Higher rates of seasonal depression

Each winter, women in rural communities face greater challenges than their city-dwelling peers due to:

  • poor road conditions
  • limited recreational resources
  • more isolation
  • higher rates of seasonal depression than average Canadians

But across the country, curling clubs are working to offset the winter blues by bringing women together and giving them a place and reason to connect.

“For rural women, curling becomes a reason to leave the house in the winter,” said Mair. “In many communities, curling clubs are among only a few recreational resources available.

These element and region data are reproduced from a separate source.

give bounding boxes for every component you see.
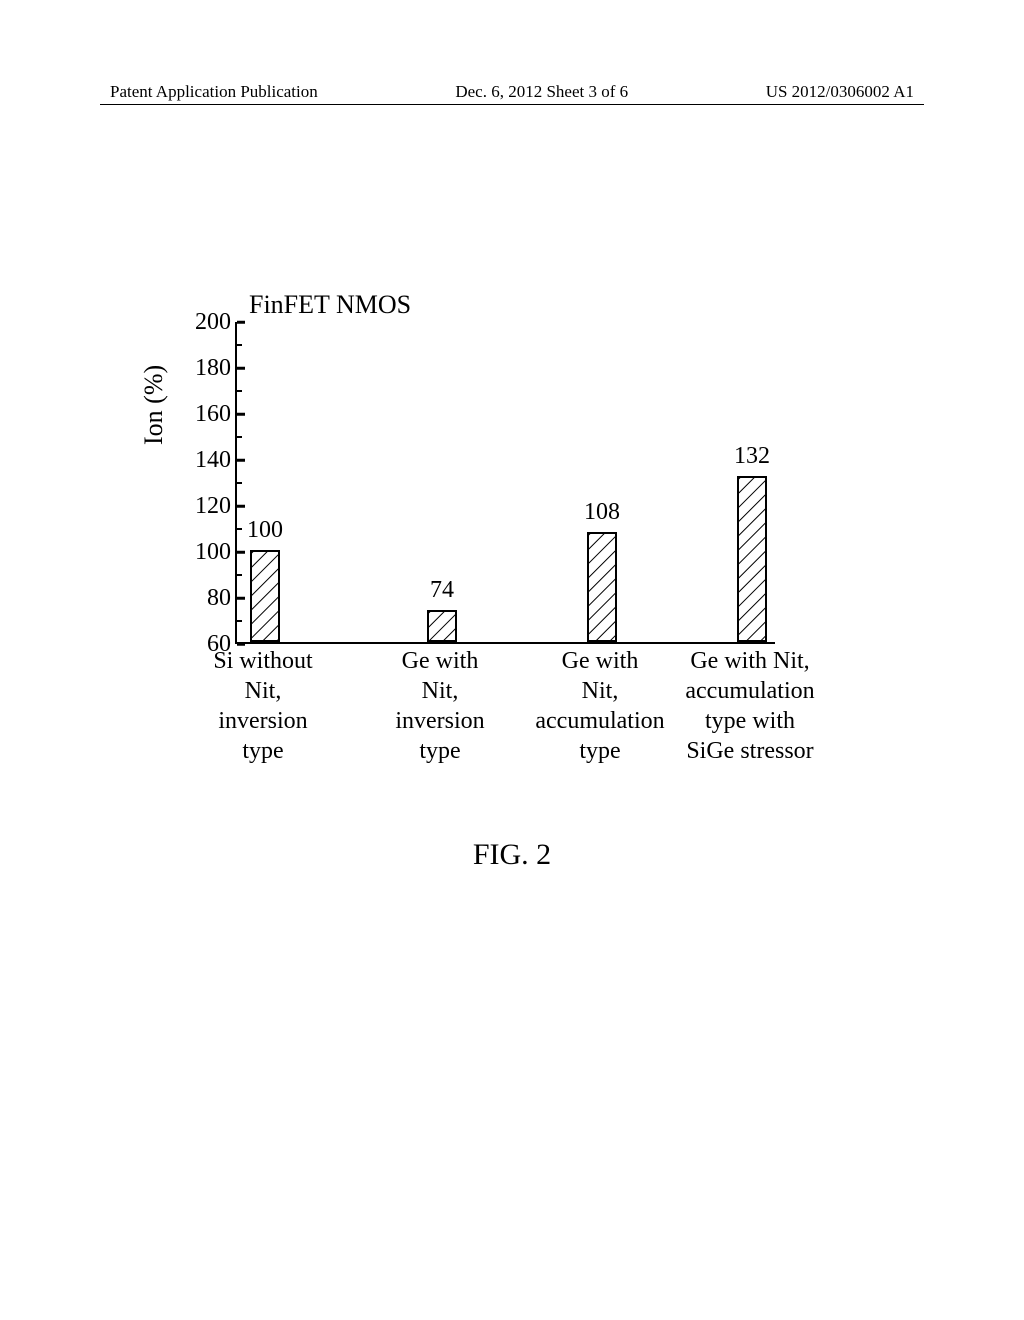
y-tick-minor <box>237 528 242 530</box>
y-tick-mark <box>237 505 245 508</box>
y-tick-minor <box>237 482 242 484</box>
header-right: US 2012/0306002 A1 <box>766 82 914 102</box>
y-tick-minor <box>237 436 242 438</box>
y-tick-label: 120 <box>189 494 231 518</box>
page-header: Patent Application Publication Dec. 6, 2… <box>0 82 1024 102</box>
bar-value-label: 100 <box>247 517 283 544</box>
plot-area: 608010012014016018020010074108132 <box>235 322 775 644</box>
y-tick-mark <box>237 413 245 416</box>
y-tick-minor <box>237 390 242 392</box>
y-tick-label: 100 <box>189 540 231 564</box>
chart-container: FinFET NMOS Ion (%) 60801001201401601802… <box>175 290 875 810</box>
header-left: Patent Application Publication <box>110 82 318 102</box>
y-tick-label: 180 <box>189 356 231 380</box>
y-axis-label: Ion (%) <box>139 365 169 445</box>
x-category-label: Ge with Nit, accumulation type with SiGe… <box>663 646 838 766</box>
y-tick-minor <box>237 574 242 576</box>
y-tick-label: 200 <box>189 310 231 334</box>
bar-value-label: 132 <box>734 443 770 470</box>
bar <box>250 550 280 642</box>
x-category-label: Ge with Nit, accumulation type <box>513 646 688 766</box>
x-category-label: Si without Nit, inversion type <box>183 646 343 766</box>
y-tick-mark <box>237 643 245 646</box>
header-rule <box>100 104 924 105</box>
x-category-label: Ge with Nit, inversion type <box>360 646 520 766</box>
header-center: Dec. 6, 2012 Sheet 3 of 6 <box>455 82 628 102</box>
bar <box>427 610 457 642</box>
y-tick-minor <box>237 344 242 346</box>
y-tick-minor <box>237 620 242 622</box>
bar-value-label: 108 <box>584 499 620 526</box>
y-tick-label: 160 <box>189 402 231 426</box>
bar <box>587 532 617 642</box>
y-tick-mark <box>237 321 245 324</box>
y-tick-label: 80 <box>189 586 231 610</box>
chart-title: FinFET NMOS <box>249 290 411 320</box>
y-tick-mark <box>237 551 245 554</box>
y-tick-mark <box>237 459 245 462</box>
y-tick-label: 140 <box>189 448 231 472</box>
figure-label: FIG. 2 <box>0 838 1024 872</box>
bar <box>737 476 767 642</box>
bar-value-label: 74 <box>430 577 454 604</box>
y-tick-mark <box>237 367 245 370</box>
y-tick-mark <box>237 597 245 600</box>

It becomes a place where they can talk with other women, seek advice and build friendships, and take leadership roles; increasing both their confidence and resiliency when coping with rural challenges.”

18+ hours a day of darkness in the north

In communities in the Northwest Territories, where darkness can last between 18 and 20 hours a day in the winter months, curling is valued as a way to maintain health and well-being.

“The women we spoke to talked about using curling as a way to stay positive during the darkness,” said Mair. “We found that Northern women are consciously using the sport as a way to reduce or minimize the risk of seasonal depression.”

Curling clubs may reduce doctors' visits

Rural curling clubs also act as makeshift healthcare organizations, and may reduce the number of unnecessary visits to doctors' offices or hospitals.

“In communities without well-established health services, curling clubs can help to pick up the slack,” said Mair. “They become a place where other members can provide checkpoints on well-being. The clubs become a cushion between people and doctors' offices.

In remote communities the closest hospital can be hundreds of kilometers away.

“Curling clubs aren’t just a place for fun— they are places where women’s physical, mental and emotional health is enhanced,” said Mair. “We need to find a way to convey that so that these places are better supported and continue to thrive from coast to coast.”